SMALL BUSINESS IS A BIG DEAL
In our recent monthly commentary, we discussed the narrow profits recovery that has been mostly confined to the financial sector. Today we’ll talk about the improvement in corporate credit conditions since the credit crisis hit its peak in the months following the Lehman bankruptcy, and how it seems to be confined to companies with access to the corporate bond market.
Conditions in corporate credit just keep getting better and better. Spreads have tightened to more normal levels, and the absolute yield on investment grade and high yield corporate debt is just about as low as it’s been in 40 years. Not surprisingly, a record amount of junk bonds were issued in March as companies took advantage of the increased risk appetite of investors. “Covenant lite” features like payment-in-kind toggles, which allow companies to make their interest payments with more bonds instead of cash, are even reportedly making a comeback (WSJ subscription required). For companies large enough to have access to the corporate bond market, this loosening of credit has helped them repair overleveraged balance sheets and refinance more expensive debt. However, not all businesses have access to this market. In fact, most don’t. This morning’s National Federation of Independent Business (NFIB) Small Business Optimism Index sheds a little light on the availability of credit to the kinds of businesses that employ nearly half of all workers in the US, according to ADP: companies with fewer than 50 employees.
The NFIB survey, which polls companies on topics like revenues, labor costs, inventories, and employment, fell to 86.8 in March from 88.0 in the previous month. There are many underlying trends in the survey that are interesting, but those related to credit availability stood out the most. For instance, the number of companies reporting that credit was harder to get than last month reversed previous improvements and reverted to previous highs.
Also, the net percentage of companies expecting credit conditions to get easier in the next 6 months fell back to previous lows.
This doesn’t look like a picture of improving credit.
Big companies may have access to capital markets made up of eager lenders with looser standards (i.e.,the corporate bond market), but small businesses are still dependant on the banking sector. And the lending conditions in the banking sector seem to be somewhat tighter than the bond market.

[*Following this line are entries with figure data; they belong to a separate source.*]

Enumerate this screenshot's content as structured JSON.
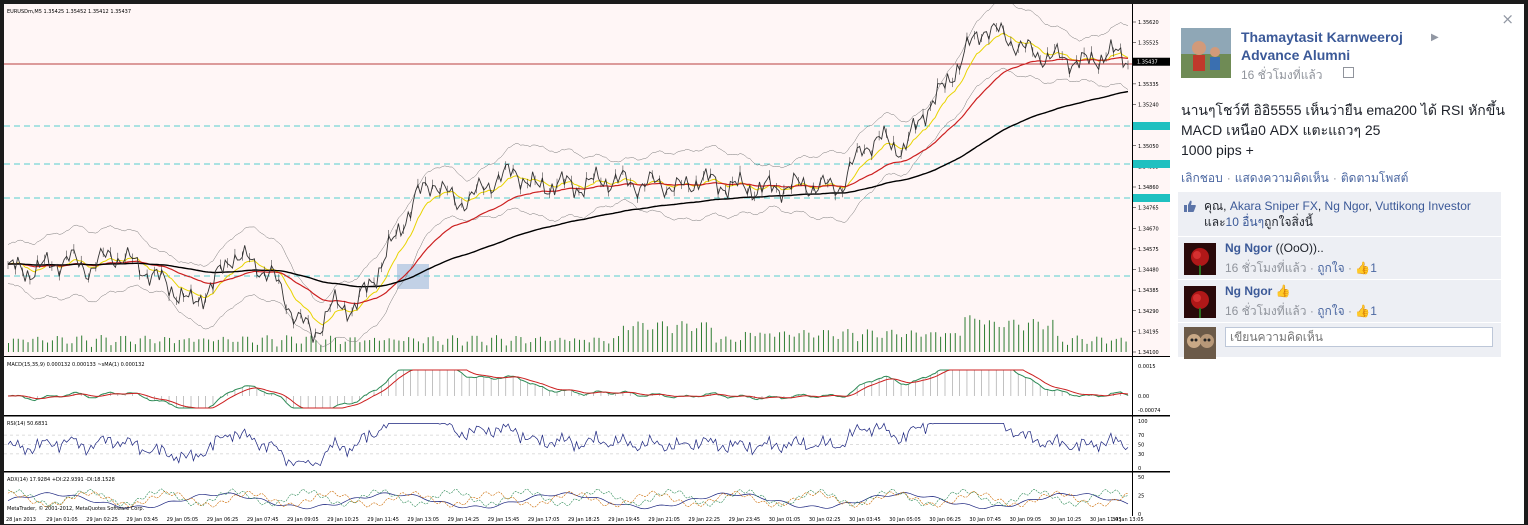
{
  "chart": {
    "symbol_header": "EURUSDm,M5  1.35425 1.35452 1.35412 1.35437",
    "price_ticks": [
      "1.35620",
      "1.35525",
      "1.35437",
      "1.35335",
      "1.35240",
      "1.35145",
      "1.35050",
      "1.34955",
      "1.34860",
      "1.34765",
      "1.34670",
      "1.34575",
      "1.34480",
      "1.34385",
      "1.34290",
      "1.34195",
      "1.34100"
    ],
    "current_price": "1.35437",
    "macd_header": "MACD(15,35,9) 0.000132 0.000133  ~sMA(1) 0.000132",
    "macd_ticks": [
      "0.0015",
      "0.00",
      "-0.00074"
    ],
    "rsi_header": "RSI(14) 50.6831",
    "rsi_ticks": [
      "100",
      "70",
      "50",
      "30",
      "0"
    ],
    "adx_header": "ADX(14) 17.9284 +DI:22.9391 -DI:18.1528",
    "adx_ticks": [
      "50",
      "25",
      "0"
    ],
    "copyright": "MetaTrader, © 2001-2012, MetaQuotes Software Corp.",
    "time_labels": [
      "28 Jan 2013",
      "29 Jan 01:05",
      "29 Jan 02:25",
      "29 Jan 03:45",
      "29 Jan 05:05",
      "29 Jan 06:25",
      "29 Jan 07:45",
      "29 Jan 09:05",
      "29 Jan 10:25",
      "29 Jan 11:45",
      "29 Jan 13:05",
      "29 Jan 14:25",
      "29 Jan 15:45",
      "29 Jan 17:05",
      "29 Jan 18:25",
      "29 Jan 19:45",
      "29 Jan 21:05",
      "29 Jan 22:25",
      "29 Jan 23:45",
      "30 Jan 01:05",
      "30 Jan 02:25",
      "30 Jan 03:45",
      "30 Jan 05:05",
      "30 Jan 06:25",
      "30 Jan 07:45",
      "30 Jan 09:05",
      "30 Jan 10:25",
      "30 Jan 11:45",
      "30 Jan 13:05"
    ],
    "colors": {
      "price": "#333333",
      "ema_fast": "#e8d400",
      "ema_mid": "#cc2020",
      "ema200": "#000000",
      "macd_main": "#2e8b57",
      "macd_signal": "#cc2020",
      "rsi": "#1a237e",
      "hline": "#a00000",
      "cyan": "#20c0c0"
    },
    "close_prices": [
      1.3449,
      1.3447,
      1.345,
      1.3453,
      1.3448,
      1.3455,
      1.3452,
      1.3446,
      1.344,
      1.3432,
      1.344,
      1.3455,
      1.3451,
      1.3445,
      1.3428,
      1.3418,
      1.3432,
      1.343,
      1.3445,
      1.3462,
      1.3481,
      1.3489,
      1.3478,
      1.3483,
      1.349,
      1.3493,
      1.3485,
      1.3488,
      1.3486,
      1.3489,
      1.3489,
      1.3487,
      1.3488,
      1.3485,
      1.349,
      1.3487,
      1.3486,
      1.3485,
      1.3486,
      1.3487,
      1.3486,
      1.3487,
      1.3505,
      1.3508,
      1.3503,
      1.3521,
      1.3532,
      1.3548,
      1.356,
      1.3555,
      1.3549,
      1.3546,
      1.3545,
      1.3543,
      1.3548,
      1.3545
    ]
  },
  "post": {
    "author_line1": "Thamaytasit Karnweeroj",
    "author_line2": "Advance Alumni",
    "time": "16 ชั่วโมงที่แล้ว",
    "message": "นานๆโชว์ที อิอิ5555 เห็นว่ายืน ema200 ได้ RSI หักขึ้น MACD เหนือ0 ADX แตะแถวๆ 25\n1000 pips +",
    "actions": [
      "เลิกชอบ",
      "แสดงความคิดเห็น",
      "ติดตามโพสต์"
    ],
    "likes_prefix": "คุณ, ",
    "likers": [
      "Akara Sniper FX",
      "Ng Ngor",
      "Vuttikong Investor"
    ],
    "likes_suffix_pre": "และ",
    "likes_others": "10 อื่นๆ",
    "likes_suffix_post": "ถูกใจสิ่งนี้",
    "comments": [
      {
        "name": "Ng Ngor",
        "text": "((OoO))..",
        "time": "16 ชั่วโมงที่แล้ว",
        "like_label": "ถูกใจ",
        "like_count": "1"
      },
      {
        "name": "Ng Ngor",
        "text": "",
        "time": "16 ชั่วโมงที่แล้ว",
        "like_label": "ถูกใจ",
        "like_count": "1"
      }
    ],
    "comment_placeholder": "เขียนความคิดเห็น",
    "close_glyph": "×"
  }
}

Instead of matching the record issuance volumes of the high yield market in March, commercial and industrial loans and leases on bank balance sheets continued to fall, to the tune of $11.4 billion during the month.






““Covenant lite” features like payment-in-kind toggles, which allow companies to make their interest payments with more bonds instead of cash, are even reportedly making a comeback (WSJ…”
tpc, this was a real sloppy commentary by annaly. after reading the wsj article cited and linked to, it is clear annaly doesn’t know what it is talking about.
there is a huge difference among so-called covenant lite provisions between removing financial covenants from a junk bond that piggy backs onto a credit facility and having junk interest pay in kind toggles.
the junk bond holder can forgo financial performance tests because they are in the credit facility, and the junk cross defaults to the credit facility, so the financial covenants are in the junk indirectly. if the issuer pays off the credit facility, it wants to have covenant free junk debt outstanding, and the junk holder says if you can pay off the credit facility, then be my guest.
pay in kind toggles allow an issuer to skip an interest payment and incur negative amortization; this is a huge risk that is nowhere mentioned in the wsj article as making a comeback.
this is a big deal for me, as the reason i got out of the market late 2005 was that i started working on some of these high yield deals with payment toggles, and it was clear they made no sense for anyone but the issuer; things have gotten way too frothy.
there are still plenty of protective covenants in a covenant lite junk bond, just not bank like maintenance covenants.
i was shocked to read this post to discover that payment toggles had come back…now i am shocked to read annaly puts out this stuff without understanding it.
I know you don’t like to read anything remotely bearish on here, but don’t shoot the messenger….Annaly does a lot of great work.
bearish is ok, throwing around terms without understanding them is another thing…also, my post makes clear that i thought annaly was sloppy, not you.
Not sure Chris. Wish I had a better answer for you. I am shocked if a company specializing in the bond market is so egregiously wrong….if so, the editor of this website should be reprimanded!
i got shook up because to be consistent, if the market was doing interest toggles again, i would have to sit things out, and i hadn’t planned on stepping out of the market until about july
Funny how the pundits over at WH and Wall St and tape scream recovery but the small biz owners, under and unemployed (8 mil) feel downright dour if not depressed.
I heard from a friend who made a bundle as small biz broker (restaurants, retail stores, gas stations, dry cleaners) that many of his ex-clients are filing BK and in the midst of foreclosures. Many dipped into the refi and HELOC to maintain or expand the biz. Worst part is that they can’t get much for their small business.